Details on test system and experimental conditions:

METHOD OF APPLICATION: plate incorporation (Due to severe toxicity of the test item, the confirmatory experiment is carried out according to the plate incorporation method with a different spacing between dose levels)

DURATION
- Preincubation period: NA
- Incubation time: at 37 °C for at least 48 h in the dark

NUMBER OF REPLICATIONS: 3/concentration

DETERMINATION OF CYTOTOXICITY
- Method: reduction of bacterial background lawn or reduction in the number of revertants down to a mutation factor of approximately ≤ 0.5 of solvent control

Evaluation criteria:

A test item is considered as mutagenic if:
- a clear and dose-related increase in the number of revertants occurs and/or
- a biologically relevant positive response for at least one of the dose groups occurs
in at least one tester strain with or without metabolic activation.
A biologically relevant increase is described as follows:
- if in tester strains TA 98, TA 100 and TA 102 the number of reversions is at least twice as high
- if in tester strains TA 1535 and TA 1537 the number of reversions is at least three times higher
than the reversion rate of the solvent control

Statistics:

NA

Results and discussion

Test resultsopen allclose all

Applicant's summary and conclusion

Conclusions:

The substance is considered non-mutagenic under the conditions of the test.

Executive summary:

The substance was tested in an Ames test in Salmonella typhimurium strains TA 98, TA 100, TA 1535, TA 1537 and TA 102 with and without metabolic activation.

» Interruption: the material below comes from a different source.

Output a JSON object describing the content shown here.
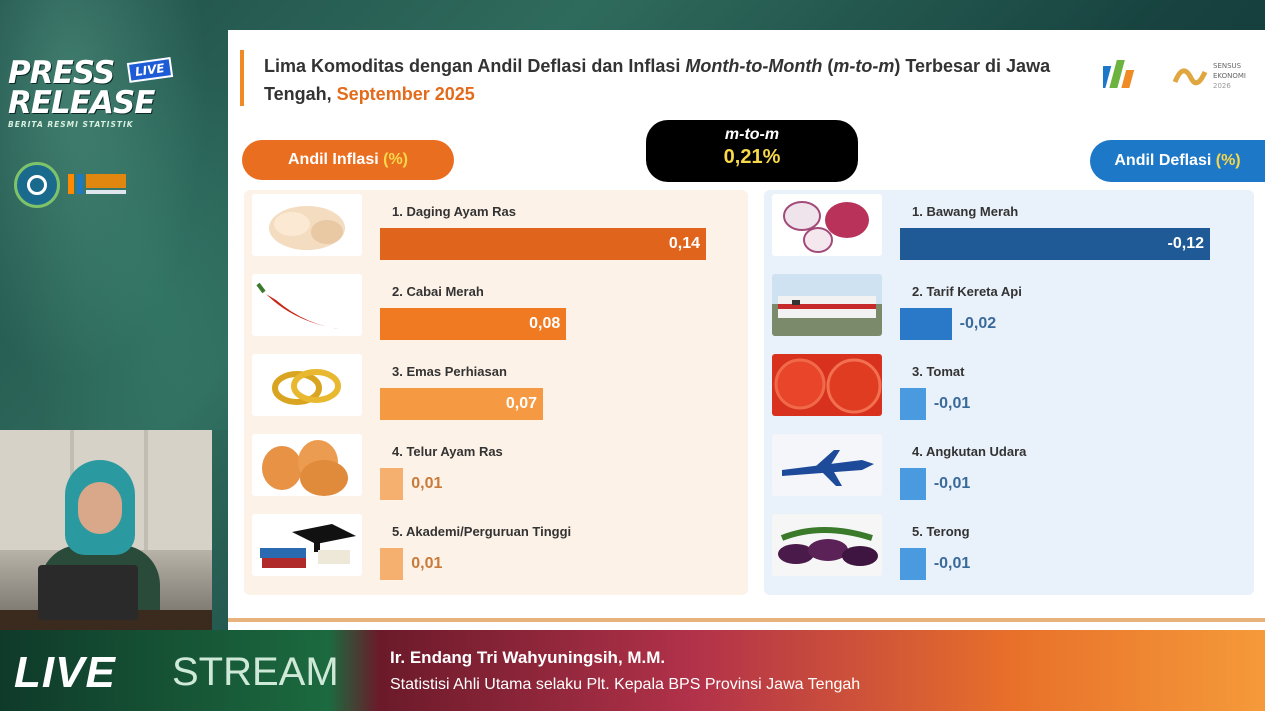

The maximum concentration tested was limited mainly by a reduction in the number of revertants down to a mutation factor of approximately ≤ 0.5 of solvent control. In two independent experiments no biologically relevant increase in revertant colony numbers of any of the five tester strains was observed. Therefore the substance is considered non-mutagenic.